# anyone keeping aquariums in the garage in the winter?



## sunny231 (Aug 21, 2010)

i have 10 tanks in my garage and i cant place them back in the basement because i ran out of room.

now im faced with either cutting down to 4 tanks only or keeping them all where they are but during the winter season.

some advantages:
my garage is insulated but it still gets chilly.

what i have seen is ppl put insulation on 4 sides of the tanks and leave the front open. thus trapping the heat.
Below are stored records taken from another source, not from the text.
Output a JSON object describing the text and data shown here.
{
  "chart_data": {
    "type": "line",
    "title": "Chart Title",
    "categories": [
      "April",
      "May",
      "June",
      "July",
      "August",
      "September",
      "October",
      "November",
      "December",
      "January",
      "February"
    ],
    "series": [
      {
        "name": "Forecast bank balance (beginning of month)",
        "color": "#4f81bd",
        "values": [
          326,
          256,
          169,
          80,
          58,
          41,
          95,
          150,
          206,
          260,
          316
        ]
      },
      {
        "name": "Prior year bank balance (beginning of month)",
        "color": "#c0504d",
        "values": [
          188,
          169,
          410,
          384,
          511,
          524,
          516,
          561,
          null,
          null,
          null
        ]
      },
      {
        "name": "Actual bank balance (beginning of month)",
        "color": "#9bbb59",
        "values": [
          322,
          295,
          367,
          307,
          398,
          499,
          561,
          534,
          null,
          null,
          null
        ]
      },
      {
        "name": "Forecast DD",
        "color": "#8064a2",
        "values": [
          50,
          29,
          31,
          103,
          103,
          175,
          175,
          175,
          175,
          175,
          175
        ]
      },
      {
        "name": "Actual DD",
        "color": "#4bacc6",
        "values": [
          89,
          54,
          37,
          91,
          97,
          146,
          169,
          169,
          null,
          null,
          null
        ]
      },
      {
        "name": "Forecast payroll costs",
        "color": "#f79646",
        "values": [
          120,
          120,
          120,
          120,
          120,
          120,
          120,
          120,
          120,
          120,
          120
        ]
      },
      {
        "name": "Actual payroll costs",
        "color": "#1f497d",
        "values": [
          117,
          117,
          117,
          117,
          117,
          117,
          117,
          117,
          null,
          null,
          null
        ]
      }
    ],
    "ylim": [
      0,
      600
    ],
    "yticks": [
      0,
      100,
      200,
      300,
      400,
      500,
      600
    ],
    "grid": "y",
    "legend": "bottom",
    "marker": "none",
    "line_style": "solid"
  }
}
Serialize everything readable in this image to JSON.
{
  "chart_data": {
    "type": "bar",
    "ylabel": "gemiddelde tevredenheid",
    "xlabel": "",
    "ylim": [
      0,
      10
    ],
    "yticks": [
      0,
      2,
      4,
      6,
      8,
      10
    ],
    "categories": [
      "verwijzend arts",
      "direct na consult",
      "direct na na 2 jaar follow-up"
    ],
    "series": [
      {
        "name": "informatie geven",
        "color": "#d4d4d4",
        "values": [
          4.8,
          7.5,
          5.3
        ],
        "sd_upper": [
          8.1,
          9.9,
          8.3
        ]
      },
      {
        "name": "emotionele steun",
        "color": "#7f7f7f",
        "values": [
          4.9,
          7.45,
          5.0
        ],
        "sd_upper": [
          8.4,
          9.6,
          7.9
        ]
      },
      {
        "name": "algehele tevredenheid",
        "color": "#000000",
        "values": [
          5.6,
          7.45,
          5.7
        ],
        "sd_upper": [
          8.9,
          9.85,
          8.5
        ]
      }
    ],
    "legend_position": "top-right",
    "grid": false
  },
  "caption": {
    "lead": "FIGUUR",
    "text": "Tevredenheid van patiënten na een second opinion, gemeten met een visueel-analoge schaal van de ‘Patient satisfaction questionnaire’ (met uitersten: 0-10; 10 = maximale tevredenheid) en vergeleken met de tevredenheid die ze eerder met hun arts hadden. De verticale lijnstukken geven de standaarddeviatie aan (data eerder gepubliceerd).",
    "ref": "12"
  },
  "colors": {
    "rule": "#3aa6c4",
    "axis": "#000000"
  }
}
just wondering if anyone in canada has done this. really need to think of something asap!


----------



## metricliman (Sep 3, 2012)

I would definitely insulate and heat the tanks + if you can heat the room.


----------



## xalow (May 10, 2007)

For me it would depend on how cold the garage is going to get because I think more moderately chilly rooms are doable but if its borderline freezing then I wouldn't try to work around those kinds of temperatures.


----------



## cichlid-gal (Apr 27, 2012)

We have tanks in our garage...which has a vent from the house to it. But only one. The garage is insulated and in the past, with the vent closed, the garage has stayed around 50 degrees unless it gets really really cold, then drops a little below that. We plan on opening the vent and getting some space heaters...hoping that will be enough. If not, tanks will have to come into the house (I guess we'll just have to move the people out...ha)... oh well, we have an electrician coming to make sure we are wired for all the extra stuff but still not sure if it will be enough...plan on looking at craigslist for some heaters


----------



## Fogelhund (Dec 3, 2002)

Insulating the tanks is a good idea, insulating the garage even better. You are going to need to use either heaters in the tank, or heat the garage, or both.


----------



## cichlid-gal (Apr 27, 2012)

so we lucked out...we had a friend come (with electrical knowledge) and apparently we had a setup in the garage for a welder...it was a 220/240 thing I think ... with a little bit of work my husband says he can convert the box to 120V (I'm afraid for him to touch it...he's not an electrician but our friend is and told him what to do)...wiping my brow and saying my prayers...hopefully he knows what he's doing...apparently we will get four 120V plugs with grounds out of the old setup...which should carry most of our tanks plus heaters through the winter...nice (since we are gearing our 90G up for fish too).

We will have 5 tanks in the garage. But the project tank (the 90G)...my husband just bought tools to do the stand and he is excited. I'm saying if it turns out "sweet" its coming in the house.

Wish us luck with all of this...LOL...geez...what we do for our fisheys!!!!


----------